News frames tend to highlight certain pieces of information about an item which is the subject of communication, thereby making them more noticeable or salient. In the process of framing social and political issues, the news media can play a powerful role in determining how people perceive the world surrounding them.
For this study I have chosen to analyse the Guardian and the Economist, selected on the basis of their importance as national agenda setters and extensive coverage of the Sino-African relations. From Chinese media, I have analysed how the official party-paper, Renmin Ribao, and the Guangdong-based investigative weekly, Nanfang Zhoumo, covers China in Africa.

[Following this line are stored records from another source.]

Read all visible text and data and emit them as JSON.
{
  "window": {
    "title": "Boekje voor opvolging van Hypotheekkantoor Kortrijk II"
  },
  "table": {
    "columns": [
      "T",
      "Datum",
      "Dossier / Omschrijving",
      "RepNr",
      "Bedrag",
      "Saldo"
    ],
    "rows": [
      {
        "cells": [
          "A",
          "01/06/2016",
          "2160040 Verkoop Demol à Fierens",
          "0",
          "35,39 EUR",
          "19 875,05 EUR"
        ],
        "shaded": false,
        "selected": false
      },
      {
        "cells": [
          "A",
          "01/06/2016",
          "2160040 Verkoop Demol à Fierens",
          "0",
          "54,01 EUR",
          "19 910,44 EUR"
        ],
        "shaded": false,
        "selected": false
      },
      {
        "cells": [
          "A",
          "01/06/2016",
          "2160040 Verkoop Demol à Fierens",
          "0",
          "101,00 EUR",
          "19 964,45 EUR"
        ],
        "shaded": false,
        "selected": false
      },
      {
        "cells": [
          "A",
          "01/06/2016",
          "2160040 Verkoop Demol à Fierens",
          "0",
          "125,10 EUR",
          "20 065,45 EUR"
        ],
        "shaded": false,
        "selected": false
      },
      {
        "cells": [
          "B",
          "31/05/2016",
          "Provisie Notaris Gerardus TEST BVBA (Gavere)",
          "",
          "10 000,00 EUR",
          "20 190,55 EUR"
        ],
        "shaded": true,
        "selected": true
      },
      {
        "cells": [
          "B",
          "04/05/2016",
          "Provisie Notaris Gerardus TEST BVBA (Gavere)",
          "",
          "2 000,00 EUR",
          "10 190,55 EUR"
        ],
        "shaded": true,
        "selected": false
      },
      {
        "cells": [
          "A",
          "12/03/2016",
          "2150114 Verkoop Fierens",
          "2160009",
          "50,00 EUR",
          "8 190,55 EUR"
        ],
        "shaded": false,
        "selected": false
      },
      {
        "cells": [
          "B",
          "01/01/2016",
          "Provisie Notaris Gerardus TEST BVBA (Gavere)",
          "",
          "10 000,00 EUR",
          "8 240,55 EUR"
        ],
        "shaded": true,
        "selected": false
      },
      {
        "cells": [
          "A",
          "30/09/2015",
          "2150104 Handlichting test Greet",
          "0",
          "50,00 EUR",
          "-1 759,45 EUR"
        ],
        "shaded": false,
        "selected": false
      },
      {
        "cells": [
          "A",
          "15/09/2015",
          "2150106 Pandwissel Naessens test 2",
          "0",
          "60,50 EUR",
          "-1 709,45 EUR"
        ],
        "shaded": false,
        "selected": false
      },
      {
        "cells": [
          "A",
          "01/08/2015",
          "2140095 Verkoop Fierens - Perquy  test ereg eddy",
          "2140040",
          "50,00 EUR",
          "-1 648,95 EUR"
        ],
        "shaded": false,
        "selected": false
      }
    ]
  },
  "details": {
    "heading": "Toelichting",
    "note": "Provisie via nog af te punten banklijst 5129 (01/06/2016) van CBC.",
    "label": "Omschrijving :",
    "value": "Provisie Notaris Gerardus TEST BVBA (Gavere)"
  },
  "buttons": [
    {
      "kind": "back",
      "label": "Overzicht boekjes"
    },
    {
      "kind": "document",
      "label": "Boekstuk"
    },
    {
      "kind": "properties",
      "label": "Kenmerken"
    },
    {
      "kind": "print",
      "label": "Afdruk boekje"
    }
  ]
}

In western literary accounts China is commonly portrayed as the other to the West. Fifteen years ago China, the other, was framed as an inferior, clumsy and inept communist nation. Today, the China framed in British news stories has evolved to become a greedy and skillful capitalist, a determined giant with comprehensive plans to exploit Africa for its resources.
In China, however, media frames portray a benevolent developing nation nursing a warm friendship with China’s African brothers, while promoting mutual benefit and pragmatic cooperation. This thesis looks into how the frames of the ruthless China on the one hand and the benevolent China on the other, are developed and propagated simultaneously.
The image of a ruthless and greedy China in the West coincides with the the country’s remarkable rise as an economic power. Frames in Chinese media portraying a benevolent and peace-loving nation have emerged as response to Chinese political leaders’ quest to improve China’s global image.
Based on empirical data, this analysis argues that framing in British and Chinese media is a result of a selection processes, and an explicit style of presentation by the two countries’ publications. The selection process not only reflects what takes place in news rooms, but also the influence from political and economic elites who compete to dominate news stories.